Viele Operationen unnötig
Deutsche Patienten tragen weit mehr künstliche Gelenke im Körper als andere Europäer. Die AOK schlägt Alarm.
Berlin. Deutschlands Kliniken haben 2011 so viele Patienten behandelt wie noch nie. Doch viele kommen unnötig unters Messer. Die Zahl der Behandlungen stieg laut AOK-Krankenhausreport innerhalb von fünf Jahren um 1,5 Millionen auf 18,3 Millionen — Rekord. Operationen würden oft nur erbracht, damit die Kliniken ihre Einnahmen verbesserten, kritisierten der AOK-Bundesverband und das Wissenschaftliche Institut der AOK.
Allein 2011 kamen 300 000 Behandlungen dazu. Nur jede dritte OP sei durch das Älterwerden der Gesellschaft erklärbar. Die Hälfte des Zuwachses entfällt auf Leiden des Muskel-Skelett- und Kreislaufsystems sowie der Harnorgane. Besonders drastisch: Die Zahl der Wirbelsäulenoperationen hat sich bei AOK-Versicherten zwischen 2005 und 2010 mehr als verdoppelt.
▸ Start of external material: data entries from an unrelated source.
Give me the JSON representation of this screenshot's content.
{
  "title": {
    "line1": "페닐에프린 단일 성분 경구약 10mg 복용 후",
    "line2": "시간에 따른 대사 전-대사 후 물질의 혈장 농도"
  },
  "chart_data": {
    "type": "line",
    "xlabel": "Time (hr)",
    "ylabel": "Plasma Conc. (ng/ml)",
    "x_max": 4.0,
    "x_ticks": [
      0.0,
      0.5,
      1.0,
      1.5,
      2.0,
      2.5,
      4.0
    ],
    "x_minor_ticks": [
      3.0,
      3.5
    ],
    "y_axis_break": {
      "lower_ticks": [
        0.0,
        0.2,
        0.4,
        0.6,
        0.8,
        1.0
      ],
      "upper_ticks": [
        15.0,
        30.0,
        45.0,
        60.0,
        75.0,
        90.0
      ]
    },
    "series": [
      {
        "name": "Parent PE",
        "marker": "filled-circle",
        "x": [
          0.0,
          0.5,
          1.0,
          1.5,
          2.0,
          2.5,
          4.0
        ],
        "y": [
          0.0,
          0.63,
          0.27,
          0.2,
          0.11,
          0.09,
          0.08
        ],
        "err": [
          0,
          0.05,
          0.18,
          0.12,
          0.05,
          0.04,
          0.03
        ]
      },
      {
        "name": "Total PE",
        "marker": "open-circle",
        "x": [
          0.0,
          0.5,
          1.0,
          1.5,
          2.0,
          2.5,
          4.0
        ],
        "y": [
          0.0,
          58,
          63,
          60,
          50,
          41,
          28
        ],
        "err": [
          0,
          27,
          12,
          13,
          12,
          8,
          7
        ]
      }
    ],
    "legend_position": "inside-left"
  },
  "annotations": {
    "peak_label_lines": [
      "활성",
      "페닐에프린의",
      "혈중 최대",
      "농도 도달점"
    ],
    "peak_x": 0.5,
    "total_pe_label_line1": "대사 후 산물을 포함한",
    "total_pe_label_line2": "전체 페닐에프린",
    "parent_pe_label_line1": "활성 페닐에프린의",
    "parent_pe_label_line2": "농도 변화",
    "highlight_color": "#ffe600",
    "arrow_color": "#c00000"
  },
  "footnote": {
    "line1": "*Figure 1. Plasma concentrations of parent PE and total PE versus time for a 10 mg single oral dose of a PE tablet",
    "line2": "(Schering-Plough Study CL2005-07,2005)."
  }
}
Es gebe dort starke Zuwächse, wo die Eingriffe Gewinn versprächen, sagte Instituts-Geschäftsführer Jürgen Klauber. Beim Einsatz künstlicher Hüft- und Kniegelenke liege Deutschland europaweit an der Spitze. Ein Plus von 25 Prozent habe es binnen zwei Jahren bei der Implantation kleiner Defibrillatoren bei Herzpatienten gegeben.
Es gebe große regionale Unterschiede, so Klauber. „Wir haben im Kreis Höxter viermal so viele Eingriffe wie in Nürnberg.“ Wie Patienten zu Eingriffen gedrängt werden, könne aber nicht gesagt werden. Die Klinikausgaben der Kassen stiegen 2011 um zwei auf 60,8 Milliarden Euro.
„Den ökonomischen Fehlanreizen kommt eine gewichtige Rolle zu“, sagte Fritz Uwe Niethard von der Deutschen Gesellschaft für Orthopädie und Orthopädische Chirurgie. So bringe eine typische Wirbelsäulen-OP einer Klinik 12 000 Euro ein. Dafür könnten 100 Jahre Behandlung ohne OP bezahlt werden.
AOK-Vorstand Uwe Deh machte zudem Chefarzt-Boni für mehr Menge verantwortlich. Er kritisierte, viele kleine Kliniken profilierten sich durch ein großes Angebot. Es tobten Verteilungskämpfe.
Die Klinken versuchten, Zweifel zu zerstreuen. Eine Untersuchung im Auftrag der Deutschen Krankenhausgesellschaft kommt zu dem Ergebnis, dass der Anstieg vom medizinischen Fortschritt und der wachsenden Zahl Älterer herrühre. „Eine generelle Diffamierung der Krankenhausmitarbeiter“ sei zurückzuweisen, hieß es.